Hukukun "en kötü olasılık" üzerine kurgulanması doğaldır. Netice de varoluşunu "anlaşmazlığa" borçlu olan bir sistem.
Herkesten her kötülüğü bekliyor hukuk. En mülayimimiz, karıncayı incitmeyenimiz bile onun gözünde her an karısını öldürebilecek, casusluk yapabilecek, iş ortağını dolandırabilecek potansiyel birer suçluyuz.
Bu nedenle hukukun öngörülerini hep olumsuzluklar üzerine şekillendirmesi, "hepimize kötü bakması" normal.
Siyaset ise, pesimist hukukun karşısında sivil alanı temsil eden bir optimist.
Ukalalık etmek için kötümser ve iyimser kelimeleri yerine pesimist ve optimist kavramlarını kullanmıyorum.
Zira bir anlamı da çocuklar için tasarlanmış küçük tek yelkenli olan optimist, siyaset ve hukuk ayrımın ruhunu harika özetliyor.
Siyaset, tıpkı denizde küçücük çocuklara güvenen özgüven sahibi ebeveyn gibi, ikna etmeye çalıştığı seçmene güven üzerine kuruludur.
Bu yüzden siyaset, hukukun aksine vatandaşlara her an madik atacak sinsiler olarak bakmaz. Tam aksine onları, kaynakları en mantıklı ve verimli şekilde kullanacağı siyasi projesine ortak olan rasyonel ve iyi niyetli özneler olarak görür.
Tabii ki siyasetçi kendisi de bir özneyse, vesayet odaklarınca yönetilen bir nesne değilse...
Sartre'ın varoluşa dair külliyatını, bizim buraların ağzıyla bir cümlede özetleyen o harika sözümüzle söylersek:
Kişi kendinden bilir işi, karşısındakini.
Siyasetçinin aptalı ikna edeceği seçmeni aptal görendir....
Siyasetçinin kötüsü de vatandaşı, rakibini kötü kabul eden...
Her seçim, referandum döneminde siyasilerimizin konuşmalarına bakınca demokrasinin diyalektiğindeki bu temel ilişki geliyor aklıma.
Son anayasa değişikliğine hayır diyen siyasilere bir bakın.
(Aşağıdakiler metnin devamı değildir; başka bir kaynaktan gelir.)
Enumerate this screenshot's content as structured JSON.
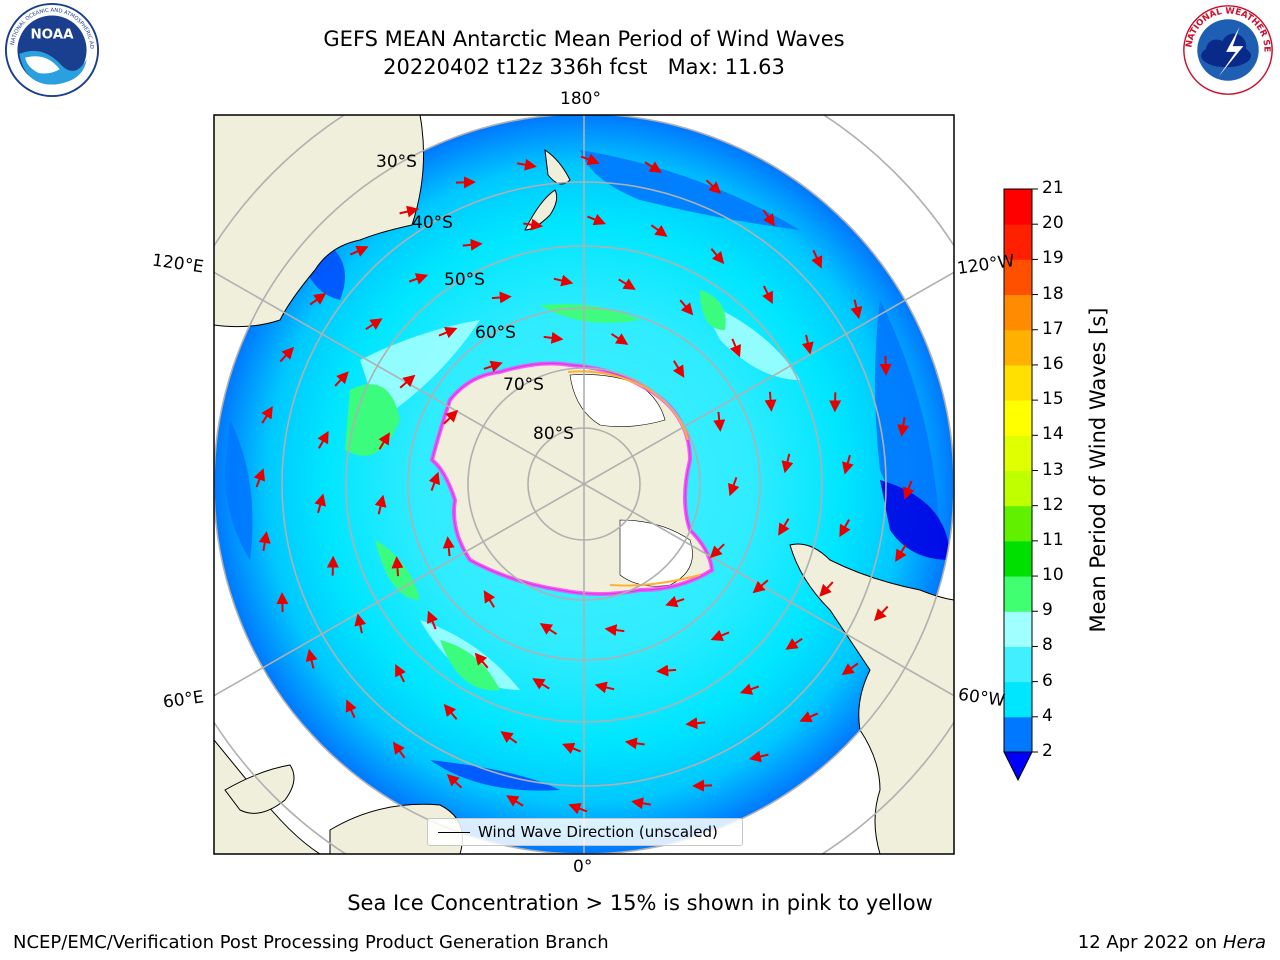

Sanki halkı ikna etmeye çalışan, onlara güvenen ortalama bir siyasi aktör değil, rakibini kötülüğünden seçmeni aptallığından yanlışı tercih edecek potansiyel suçlu olarak gören birer savcı her biri.
Onlara göre parlamenter sistemden Cumhurbaşkanlığı sistemine geçmeyi isteyen siyasi rakipleri çok kötü insanlar.
Binali Yıldırım, Devlet Bey ve hatta seçilmiş Cumhurbaşkanı Erdoğan bile Türkiye'yi mahvetmek istiyorlar!
Hatta bunun için, üzerinde durdukları köprüyü dinamitlemek üzere, arada buluşup ülkeyi nasıl batırırız diye düşünüyorlar!
Neyin kafasından olduğu merak ettiğimiz halüsinasyonları bitmedi, devamı da var...
Onlara göre, James Bond filmlerinin kötü adamını aratmayan bu Doktor No tipi siyasetçilere güvenen seçmenler de istisnasız aptallar.
Evet, evet sizden bahsediyorlar sayın sivil siyasilerimiz.
Ve yine onlara göre, Türk halkının yarısından fazlasını oluşturan vatandaşlar ve siyasi temsilcileri nihayetinde başarırlarsa... Söyledikleri gibi Türkiye Cumhurbaşkanlığı sistemine geçerse batacak, çökecek, bölünecek, hepimiz esir olacağız, kimse özgür olmayacak...
Lütfen biraz saygı! Hakikaten bize, seçmenlerinize ayıp ediyorsunuz. Zekamızla dalga geçiyorsunuz beyler bayanlar...
Sakallı Celal'in dediği gibi;
Tanzimat ilan ettik, olmadı. Meşrutiyet ilan ettik, olmadı. Cumhuriyet ilan ettik, olmadı. Belki biraz da ciddiyet ilan etsek, sürekli halka aptal, kötü diyen bu siyasetten beslenme asalaklardan kurtulur muyuz sizce?
Can Yücel yaşasa, "Olmak ya da olmak" diyen Shakespeare'e sardığı gibi, Sakallı Celal'e de takılırdı belki.
"Bir ihtimal daha var" diyerek eklerdi belki: "O da Cumhurbaşkanlığı mı dersin?